Peter Lynch
Managed Magellan Fund to 29.2% annualised returns (1977-1990); grew fund from $18M to $14B; wrote One Up on Wall Street (1989) and Beating the Street (1993) — millions of copies sold.
Peter Lynch studied history and philosophy at Boston College before joining Fidelity Investments in 1966 as a summer research intern. He became manager of the Fidelity Magellan Fund in 1977 — at the time a small fund with $18 million in assets. Over the next 13 years Lynch produced an extraordinary track record: annualised returns of 29.2% per year, compounding the fund from $18 million to $14 billion in assets and making Magellan the world's largest actively managed mutual fund by the time Lynch retired in 1990. His investment philosophy was grounded in fundamental analysis with a bottom-up, stock-picking approach. He favoured companies he could understand and where he could identify a specific competitive advantage — a philosophy he summarised with the phrase "invest in what you know." He preferred growth-at-reasonable-price (GARP) stocks and was willing to hold concentrated positions in companies with clear earnings growth trajectories.
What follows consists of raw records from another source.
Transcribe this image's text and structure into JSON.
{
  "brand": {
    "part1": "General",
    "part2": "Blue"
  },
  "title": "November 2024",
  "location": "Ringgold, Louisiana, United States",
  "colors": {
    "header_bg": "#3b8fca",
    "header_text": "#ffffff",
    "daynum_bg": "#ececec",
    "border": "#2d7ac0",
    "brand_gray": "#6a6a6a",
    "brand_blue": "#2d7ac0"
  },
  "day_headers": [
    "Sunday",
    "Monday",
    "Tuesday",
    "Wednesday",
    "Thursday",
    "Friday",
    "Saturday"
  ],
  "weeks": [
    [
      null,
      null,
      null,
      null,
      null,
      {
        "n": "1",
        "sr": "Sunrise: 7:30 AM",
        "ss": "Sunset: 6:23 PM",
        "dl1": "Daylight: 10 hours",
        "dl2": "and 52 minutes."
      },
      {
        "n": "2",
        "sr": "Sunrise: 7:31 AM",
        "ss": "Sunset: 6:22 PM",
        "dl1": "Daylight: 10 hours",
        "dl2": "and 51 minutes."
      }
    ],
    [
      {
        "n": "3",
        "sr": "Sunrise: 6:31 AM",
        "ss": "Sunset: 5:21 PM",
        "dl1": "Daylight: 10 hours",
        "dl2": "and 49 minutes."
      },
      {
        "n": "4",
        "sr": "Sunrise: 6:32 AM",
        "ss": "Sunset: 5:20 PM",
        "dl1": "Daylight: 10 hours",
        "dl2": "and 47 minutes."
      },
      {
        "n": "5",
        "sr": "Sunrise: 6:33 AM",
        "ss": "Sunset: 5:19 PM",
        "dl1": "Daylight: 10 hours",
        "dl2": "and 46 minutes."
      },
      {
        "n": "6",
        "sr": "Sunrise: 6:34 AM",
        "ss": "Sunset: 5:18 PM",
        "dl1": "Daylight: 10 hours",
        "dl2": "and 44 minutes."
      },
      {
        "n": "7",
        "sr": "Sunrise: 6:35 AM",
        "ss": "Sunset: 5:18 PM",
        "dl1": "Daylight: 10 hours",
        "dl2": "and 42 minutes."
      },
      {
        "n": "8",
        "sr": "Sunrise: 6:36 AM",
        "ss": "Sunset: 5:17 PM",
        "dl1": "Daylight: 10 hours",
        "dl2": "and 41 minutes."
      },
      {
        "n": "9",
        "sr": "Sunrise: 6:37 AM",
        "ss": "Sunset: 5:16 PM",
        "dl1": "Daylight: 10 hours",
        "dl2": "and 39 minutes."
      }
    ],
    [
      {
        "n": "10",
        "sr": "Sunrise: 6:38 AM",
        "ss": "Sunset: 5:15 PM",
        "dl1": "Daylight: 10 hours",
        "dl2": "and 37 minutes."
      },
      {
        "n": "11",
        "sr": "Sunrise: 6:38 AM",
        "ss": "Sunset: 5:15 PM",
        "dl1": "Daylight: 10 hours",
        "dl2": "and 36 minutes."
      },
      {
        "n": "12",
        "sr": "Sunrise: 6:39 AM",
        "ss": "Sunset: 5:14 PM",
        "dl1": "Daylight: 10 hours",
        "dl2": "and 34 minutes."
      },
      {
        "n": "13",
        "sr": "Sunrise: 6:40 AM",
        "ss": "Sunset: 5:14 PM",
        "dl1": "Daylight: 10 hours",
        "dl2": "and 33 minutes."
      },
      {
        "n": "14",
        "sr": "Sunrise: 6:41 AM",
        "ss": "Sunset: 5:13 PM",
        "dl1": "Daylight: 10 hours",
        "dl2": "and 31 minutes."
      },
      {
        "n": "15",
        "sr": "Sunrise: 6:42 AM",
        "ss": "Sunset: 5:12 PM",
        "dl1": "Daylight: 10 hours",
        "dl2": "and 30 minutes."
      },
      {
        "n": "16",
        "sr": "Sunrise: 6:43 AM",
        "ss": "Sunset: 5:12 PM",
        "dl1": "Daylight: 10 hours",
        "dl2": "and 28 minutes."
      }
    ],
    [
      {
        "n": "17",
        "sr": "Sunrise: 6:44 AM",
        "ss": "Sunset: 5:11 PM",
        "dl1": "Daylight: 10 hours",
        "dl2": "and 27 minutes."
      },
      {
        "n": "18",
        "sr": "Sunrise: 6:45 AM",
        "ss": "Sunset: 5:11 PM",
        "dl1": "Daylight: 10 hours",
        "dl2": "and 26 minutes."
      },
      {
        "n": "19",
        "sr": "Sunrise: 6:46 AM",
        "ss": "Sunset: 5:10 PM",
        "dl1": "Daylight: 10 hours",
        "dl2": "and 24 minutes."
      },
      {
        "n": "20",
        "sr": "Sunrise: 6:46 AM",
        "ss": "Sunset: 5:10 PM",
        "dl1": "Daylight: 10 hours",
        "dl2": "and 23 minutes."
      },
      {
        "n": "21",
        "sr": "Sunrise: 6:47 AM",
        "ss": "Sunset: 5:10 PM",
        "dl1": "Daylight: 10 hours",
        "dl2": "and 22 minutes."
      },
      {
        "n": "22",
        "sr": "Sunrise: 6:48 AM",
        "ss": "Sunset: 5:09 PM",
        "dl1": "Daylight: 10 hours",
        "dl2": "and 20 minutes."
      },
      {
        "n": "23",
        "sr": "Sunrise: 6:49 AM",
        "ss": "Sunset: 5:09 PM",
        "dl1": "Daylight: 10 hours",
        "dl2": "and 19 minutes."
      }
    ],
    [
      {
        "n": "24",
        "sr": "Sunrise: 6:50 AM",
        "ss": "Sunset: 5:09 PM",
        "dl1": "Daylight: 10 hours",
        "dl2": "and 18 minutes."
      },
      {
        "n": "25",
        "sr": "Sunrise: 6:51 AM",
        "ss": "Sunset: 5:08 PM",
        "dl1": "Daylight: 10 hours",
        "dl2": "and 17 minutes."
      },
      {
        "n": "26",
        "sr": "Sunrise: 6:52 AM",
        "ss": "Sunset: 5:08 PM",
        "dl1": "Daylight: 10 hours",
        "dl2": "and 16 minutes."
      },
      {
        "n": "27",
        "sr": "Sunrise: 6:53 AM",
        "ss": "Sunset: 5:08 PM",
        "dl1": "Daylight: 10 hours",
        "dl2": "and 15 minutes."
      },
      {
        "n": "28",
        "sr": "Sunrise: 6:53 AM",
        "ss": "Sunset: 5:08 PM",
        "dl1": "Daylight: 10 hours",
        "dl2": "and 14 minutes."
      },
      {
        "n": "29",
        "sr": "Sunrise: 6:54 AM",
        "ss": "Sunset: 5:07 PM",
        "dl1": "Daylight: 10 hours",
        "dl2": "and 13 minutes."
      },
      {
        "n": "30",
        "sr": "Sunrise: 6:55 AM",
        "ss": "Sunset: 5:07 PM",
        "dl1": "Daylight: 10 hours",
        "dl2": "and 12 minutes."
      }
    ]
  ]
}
Lynch popularised investment for ordinary people through his books "One Up on Wall Street" (1989) and "Beating the Street" (1993), which described his investment process in accessible language and argued that individual investors could outperform professional managers by focusing on simple businesses they understand from daily life. These books have sold millions of copies and remain among the most widely read investment texts ever published. Lynch retired from fund management at age 46 and has devoted much of his time since to philanthropy, donating tens of millions of dollars to educational causes.